Everything that Soundgarden have been known for has returned. The odd time signatures and excellent drumming are back. By Crooked Steps
is basically a jackhammer single riff with Matt Cameron pummeling those drums at random until you don't even realize what's going on. The same goes for A Thousand Days Before
, an instant psychedelic classic in the form of Zeppelin, that dictates an odd tempo and features plenty of twists and turns.
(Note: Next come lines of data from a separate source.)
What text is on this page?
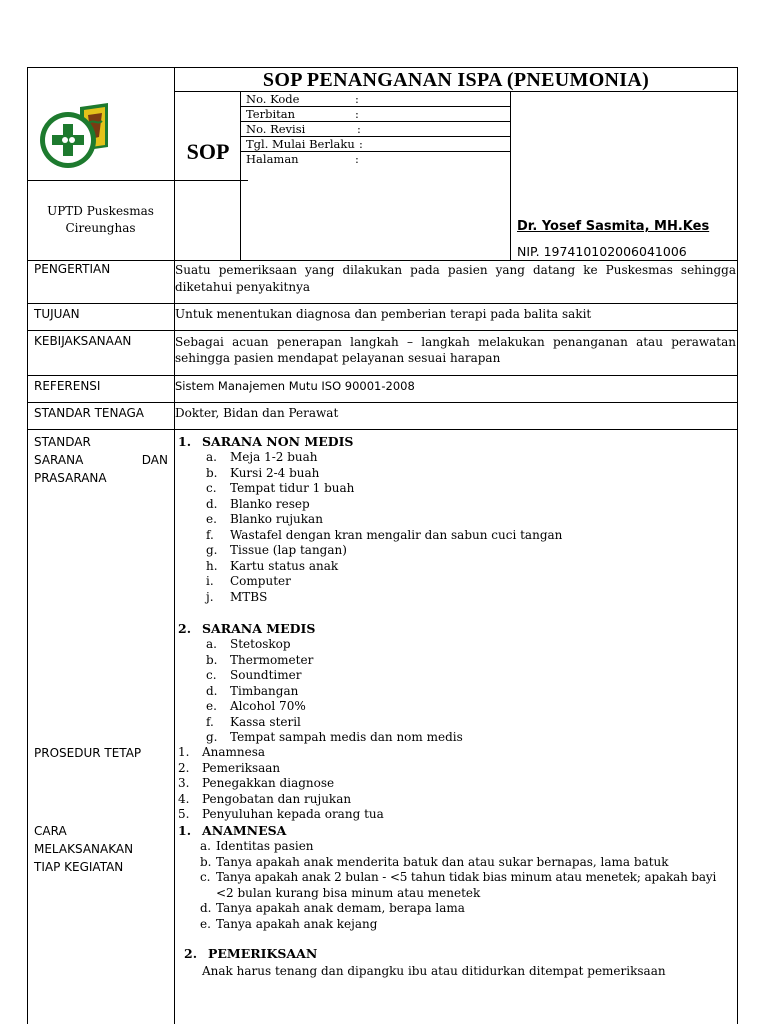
SOP PENANGANAN ISPA (PNEUMONIA)
SOP
No. Kode	:
Terbitan	:
No. Revisi	:
Tgl. Mulai Berlaku :
Halaman	:
UPTD Puskesmas
Cireunghas	Dr. Yosef Sasmita, MH.Kes
NIP. 197410102006041006
PENGERTIAN	Suatu pemeriksaan yang dilakukan pada pasien yang datang ke Puskesmas sehingga diketahui penyakitnya
TUJUAN	Untuk menentukan diagnosa dan pemberian terapi pada balita sakit
KEBIJAKSANAAN	Sebagai acuan penerapan langkah – langkah melakukan penanganan atau perawatan sehingga pasien mendapat pelayanan sesuai harapan
REFERENSI	Sistem Manajemen Mutu ISO 90001-2008
STANDAR TENAGA	Dokter, Bidan dan Perawat
STANDAR
SARANA	DAN
PRASARANA
1. SARANA NON MEDIS
a. Meja 1-2 buah
b. Kursi 2-4 buah
c. Tempat tidur 1 buah
d. Blanko resep
e. Blanko rujukan
f. Wastafel dengan kran mengalir dan sabun cuci tangan
g. Tissue (lap tangan)
h. Kartu status anak
i. Computer
j. MTBS
2. SARANA MEDIS
a. Stetoskop
b. Thermometer
c. Soundtimer
d. Timbangan
e. Alcohol 70%
f. Kassa steril
g. Tempat sampah medis dan nom medis
PROSEDUR TETAP	1. Anamnesa
2. Pemeriksaan
3. Penegakkan diagnose
4. Pengobatan dan rujukan
5. Penyuluhan kepada orang tua
CARA
MELAKSANAKAN
TIAP KEGIATAN
1. ANAMNESA
a. Identitas pasien
b. Tanya apakah anak menderita batuk dan atau sukar bernapas, lama batuk
c. Tanya apakah anak 2 bulan - <5 tahun tidak bias minum atau menetek; apakah bayi
<2 bulan kurang bisa minum atau menetek
d. Tanya apakah anak demam, berapa lama
e. Tanya apakah anak kejang
2. PEMERIKSAAN
Anak harus tenang dan dipangku ibu atau ditidurkan ditempat pemeriksaan
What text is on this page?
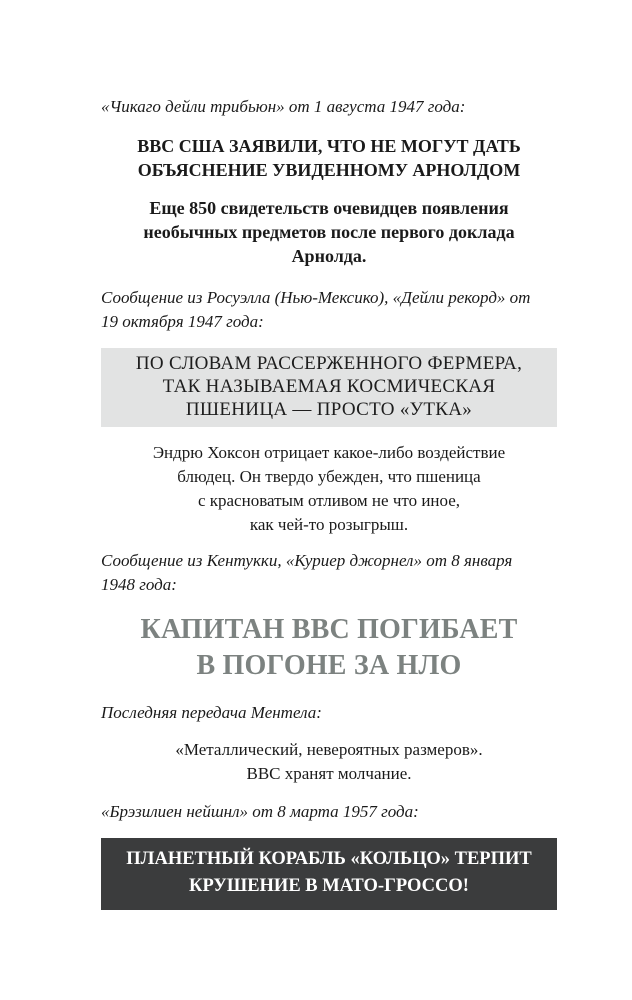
«Чикаго дейли трибьюн» от 1 августа 1947 года:
ВВС США ЗАЯВИЛИ, ЧТО НЕ МОГУТ ДАТЬ
ОБЪЯСНЕНИЕ УВИДЕННОМУ АРНОЛДОМ
Еще 850 свидетельств очевидцев появления
необычных предметов после первого доклада
Арнолда.
Сообщение из Росуэлла (Нью-Мексико), «Дейли рекорд» от
19 октября 1947 года:
ПО СЛОВАМ РАССЕРЖЕННОГО ФЕРМЕРА,
ТАК НАЗЫВАЕМАЯ КОСМИЧЕСКАЯ
ПШЕНИЦА — ПРОСТО «УТКА»
Эндрю Хоксон отрицает какое-либо воздействие
блюдец. Он твердо убежден, что пшеница
с красноватым отливом не что иное,
как чей-то розыгрыш.
Сообщение из Кентукки, «Куриер джорнел» от 8 января
1948 года:
КАПИТАН ВВС ПОГИБАЕТ
В ПОГОНЕ ЗА НЛО
Последняя передача Ментела:
«Металлический, невероятных размеров».
ВВС хранят молчание.
«Брэзилиен нейшнл» от 8 марта 1957 года:
ПЛАНЕТНЫЙ КОРАБЛЬ «КОЛЬЦО» ТЕРПИТ
КРУШЕНИЕ В МАТО-ГРОССО!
To serve as a beautiful contrast, the ferocious Blood on the Valley Floor
recalls heavy and sludgy riffs in the style of Mailman
that lead into a trippy chorus: And the smoke lies on the valley floor as the blood dries while we spill some more
The moody and melancholic Taree
sounds like it's ripped straight from the 90s, while the dark punk driven Attrition
resembles a more focused 'Kickstand' with Mark Lanegan-style vocals: "On the cliffs over stormy waves, can't decide to climb or drown"
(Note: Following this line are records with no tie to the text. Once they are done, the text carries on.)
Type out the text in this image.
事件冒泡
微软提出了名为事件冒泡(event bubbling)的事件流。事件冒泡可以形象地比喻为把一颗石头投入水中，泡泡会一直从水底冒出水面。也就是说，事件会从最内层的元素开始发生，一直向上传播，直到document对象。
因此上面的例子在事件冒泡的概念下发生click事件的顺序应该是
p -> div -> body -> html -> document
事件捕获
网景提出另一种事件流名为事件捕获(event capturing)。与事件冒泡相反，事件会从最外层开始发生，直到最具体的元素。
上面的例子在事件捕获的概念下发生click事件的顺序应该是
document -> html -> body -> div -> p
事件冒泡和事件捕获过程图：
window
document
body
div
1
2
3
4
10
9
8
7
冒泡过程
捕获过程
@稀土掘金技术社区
King Animal also has a few slower gems in its inventory. The acoustic Black Saturday
sounds a lot like Alice in Chains mixed with late Zeppelin material. The sludgy chorus takes it back to Soundgarden territory though, as Chris sings Promise me you'll kill me right away if I start to get slow
. Chris also pulls out a bit of solo material in Halfway There
, a little mix of Euphoria Morning and Carry On (unfortunately). Initially, the song doesn't seem to fit on this album but after a few listens you will notice that it's a much needed track after and before the riff bombs and killer drumming that patiently wait for you in Worse Dreams
. The song draws a groovy bass intro in the style of The Doors, but as soon as it gets to the chorus and solo, it's pure Soundgarden. A dog reference is inevitable, of course.
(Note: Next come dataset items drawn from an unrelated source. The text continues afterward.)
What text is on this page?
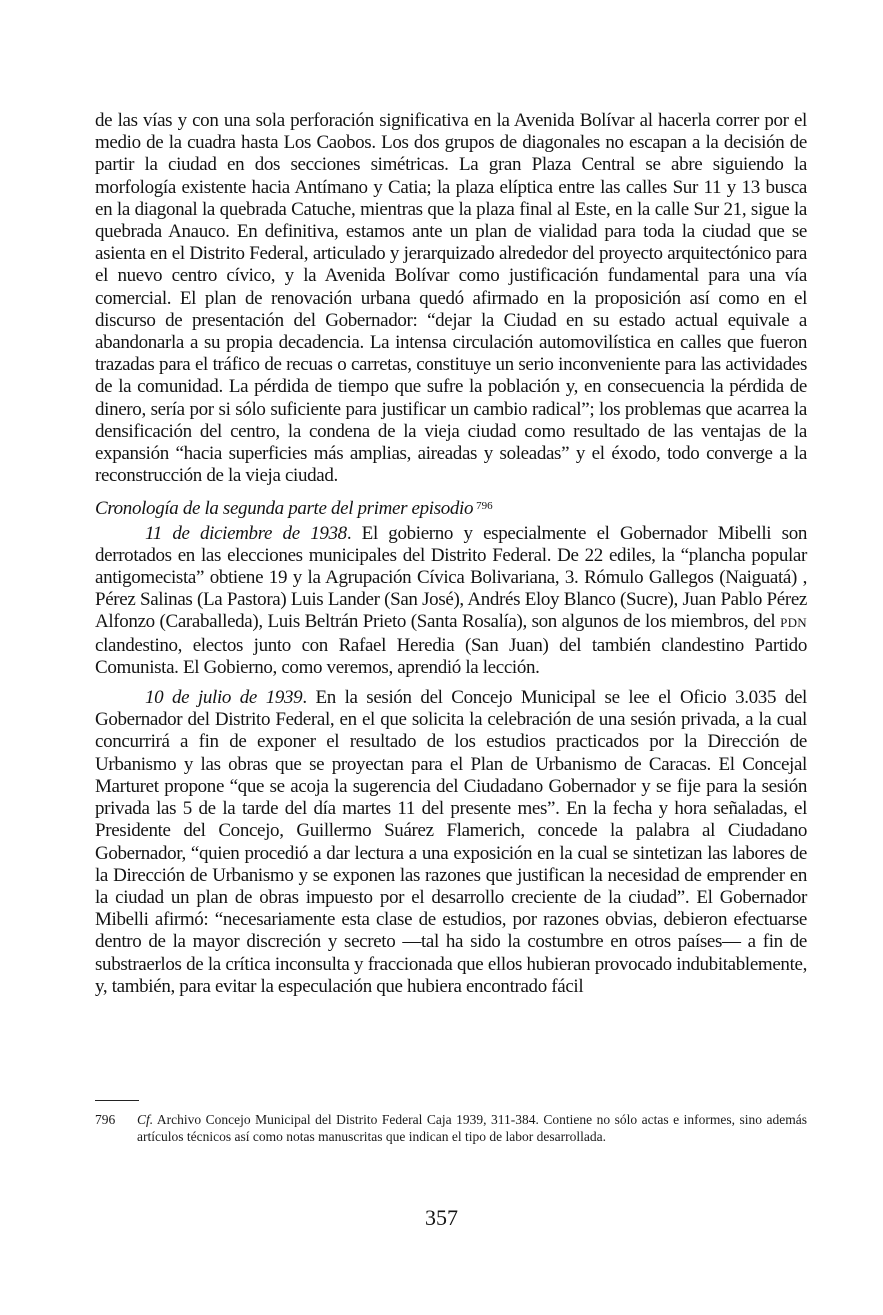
de las vías y con una sola perforación significativa en la Avenida Bolívar al hacerla correr por el medio de la cuadra hasta Los Caobos. Los dos grupos de diagonales no escapan a la decisión de partir la ciudad en dos secciones simétricas. La gran Plaza Central se abre siguiendo la morfología existente hacia Antímano y Catia; la plaza elíptica entre las calles Sur 11 y 13 busca en la diagonal la quebrada Catuche, mientras que la plaza final al Este, en la calle Sur 21, sigue la quebrada Anauco. En definitiva, estamos ante un plan de vialidad para toda la ciudad que se asienta en el Distrito Federal, articulado y jerarquizado alrededor del proyecto arquitectónico para el nuevo centro cívico, y la Avenida Bolívar como justificación fundamental para una vía comercial. El plan de renovación urbana quedó afirmado en la proposición así como en el discurso de presentación del Gobernador: “dejar la Ciudad en su estado actual equivale a abandonarla a su propia decadencia. La intensa circulación automovilística en calles que fueron trazadas para el tráfico de recuas o carretas, constituye un serio inconveniente para las actividades de la comunidad. La pérdida de tiempo que sufre la población y, en consecuencia la pérdida de dinero, sería por si sólo suficiente para justificar un cambio radical”; los problemas que acarrea la densificación del centro, la condena de la vieja ciudad como resultado de las ventajas de la expansión “hacia superficies más amplias, aireadas y soleadas” y el éxodo, todo converge a la reconstrucción de la vieja ciudad.

Cronología de la segunda parte del primer episodio $^{796}$

11 de diciembre de 1938. El gobierno y especialmente el Gobernador Mibelli son derrotados en las elecciones municipales del Distrito Federal. De 22 ediles, la “plancha popular antigomecista” obtiene 19 y la Agrupación Cívica Bolivariana, 3. Rómulo Gallegos (Naiguatá) , Pérez Salinas (La Pastora) Luis Lander (San José), Andrés Eloy Blanco (Sucre), Juan Pablo Pérez Alfonzo (Caraballeda), Luis Beltrán Prieto (Santa Rosalía), son algunos de los miembros, del PDN clandestino, electos junto con Rafael Heredia (San Juan) del también clandestino Partido Comunista. El Gobierno, como veremos, aprendió la lección.

10 de julio de 1939. En la sesión del Concejo Municipal se lee el Oficio 3.035 del Gobernador del Distrito Federal, en el que solicita la celebración de una sesión privada, a la cual concurrirá a fin de exponer el resultado de los estudios practicados por la Dirección de Urbanismo y las obras que se proyectan para el Plan de Urbanismo de Caracas. El Concejal Marturet propone “que se acoja la sugerencia del Ciudadano Gobernador y se fije para la sesión privada las 5 de la tarde del día martes 11 del presente mes”. En la fecha y hora señaladas, el Presidente del Concejo, Guillermo Suárez Flamerich, concede la palabra al Ciudadano Gobernador, “quien procedió a dar lectura a una exposición en la cual se sintetizan las labores de la Dirección de Urbanismo y se exponen las razones que justifican la necesidad de emprender en la ciudad un plan de obras impuesto por el desarrollo creciente de la ciudad”. El Gobernador Mibelli afirmó: “necesariamente esta clase de estudios, por razones obvias, debieron efectuarse dentro de la mayor discreción y secreto —tal ha sido la costumbre en otros países— a fin de substraerlos de la crítica inconsulta y fraccionada que ellos hubieran provocado indubitablemente, y, también, para evitar la especulación que hubiera encontrado fácil

796 Cf. Archivo Concejo Municipal del Distrito Federal Caja 1939, 311-384. Contiene no sólo actas e informes, sino además artículos técnicos así como notas manuscritas que indican el tipo de labor desarrollada.
357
There is one song on the record that mixes every possible sound that characterizes the band: Eyelid's Mouth
. It goes back to Badmotorfinger's 'Mind Riot' with a trippy guitar lick dominating the first verse. A bluesy chorus follows with a completely different second verse incorporating "An Unkind" style heavily reverbed vocals. Kim Thayil's solo melts your face as the song fades out.
Can't see the sky, nothing's on the horizon/Can't feel my hands, as the water keeps rising
as Chris Cornell drowns in the Tom Waits inspired Rowing
. It's another example of pure experimentation. Sounds fresh and nothing like any other song by this band, yet it has that certain Soundgarden vibe once it builds up to an explosive riff. The song ends with a huge solo accompanied by a stunning Cornell falsetto as he "keeps on rowing". It's at this point where he erases any doubts that he can still belt a high note like no one else.
'King Animal' sounds like what Soundgarden should sound like. It's a modern take on vintage rock, resurrecting the likes of Zeppelin, Sabbath and The Doors. More importantly, the solid musicianship, the creativity and the energy of their youth is still there. Chris Cornell may not be able to belt those high notes like in the 90s, but halfway through the album you won't even care. It's the presence of their unmistakable signature sound that will shock you. It's still there and it still blows your mind to bits. Soundgarden haven't lost a step. They kept on rowing.